Les nègres, qui avaient souffert ses plaisanteries avec l’humilité abjecte de l’esclavage, n’eurent pas la même patience quand ils se sentirent tirer rudement les cheveux, et leurs plaintes parvinrent à l’oreille d’un officier.

— Que veut dire cela ? s’écria une voix ferme dont le son enfantin faisait un plaisant contraste avec son ton d’autorité ; pourquoi crie-t-on ainsi ?

Le jeune marin laissa retomber lentement ses deux mains dont chacune tenait une poignée de la laine qui couvrait la tête des deux nègres ; mais l’une d’elles en descendant rencontra une oreille, et la tira si violemment que César poussa un grand cri, qu’il chercha d’autant moins à retenir qu’il voyait qu’il lui arrivait un auxiliaire.
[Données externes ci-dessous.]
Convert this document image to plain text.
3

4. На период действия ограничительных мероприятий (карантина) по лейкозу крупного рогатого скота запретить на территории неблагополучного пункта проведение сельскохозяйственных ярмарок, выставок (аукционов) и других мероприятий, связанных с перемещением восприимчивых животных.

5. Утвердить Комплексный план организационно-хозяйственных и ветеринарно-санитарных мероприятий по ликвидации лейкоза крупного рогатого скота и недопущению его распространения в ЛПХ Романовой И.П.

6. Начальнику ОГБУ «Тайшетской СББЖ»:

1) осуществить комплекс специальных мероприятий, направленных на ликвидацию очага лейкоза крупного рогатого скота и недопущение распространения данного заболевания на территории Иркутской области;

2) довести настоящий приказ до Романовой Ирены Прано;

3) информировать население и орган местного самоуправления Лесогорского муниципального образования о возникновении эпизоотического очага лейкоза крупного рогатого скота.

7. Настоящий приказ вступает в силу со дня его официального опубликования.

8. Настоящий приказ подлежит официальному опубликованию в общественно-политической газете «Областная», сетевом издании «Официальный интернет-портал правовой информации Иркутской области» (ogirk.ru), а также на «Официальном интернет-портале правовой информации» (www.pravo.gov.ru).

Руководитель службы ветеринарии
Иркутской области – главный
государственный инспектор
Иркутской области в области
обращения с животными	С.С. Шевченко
— Encore ! s’écria Merry. Qui donc fait chanter ainsi ces nègres ?

— Personne, Monsieur, répondit Sam avec une gravité affectée ; une de ces figures noires s’est frotté l’os de la jambe contre une toile d’araignée, et cela lui a fait mal à l’oreille.

— Et comment se fait-il, mauvais plaisant, que vous vous trouviez au milieu des prisonniers quand je vous avais ordonné de mettre la pique sur l’épaule et de vous placer sur le flanc du détachement ?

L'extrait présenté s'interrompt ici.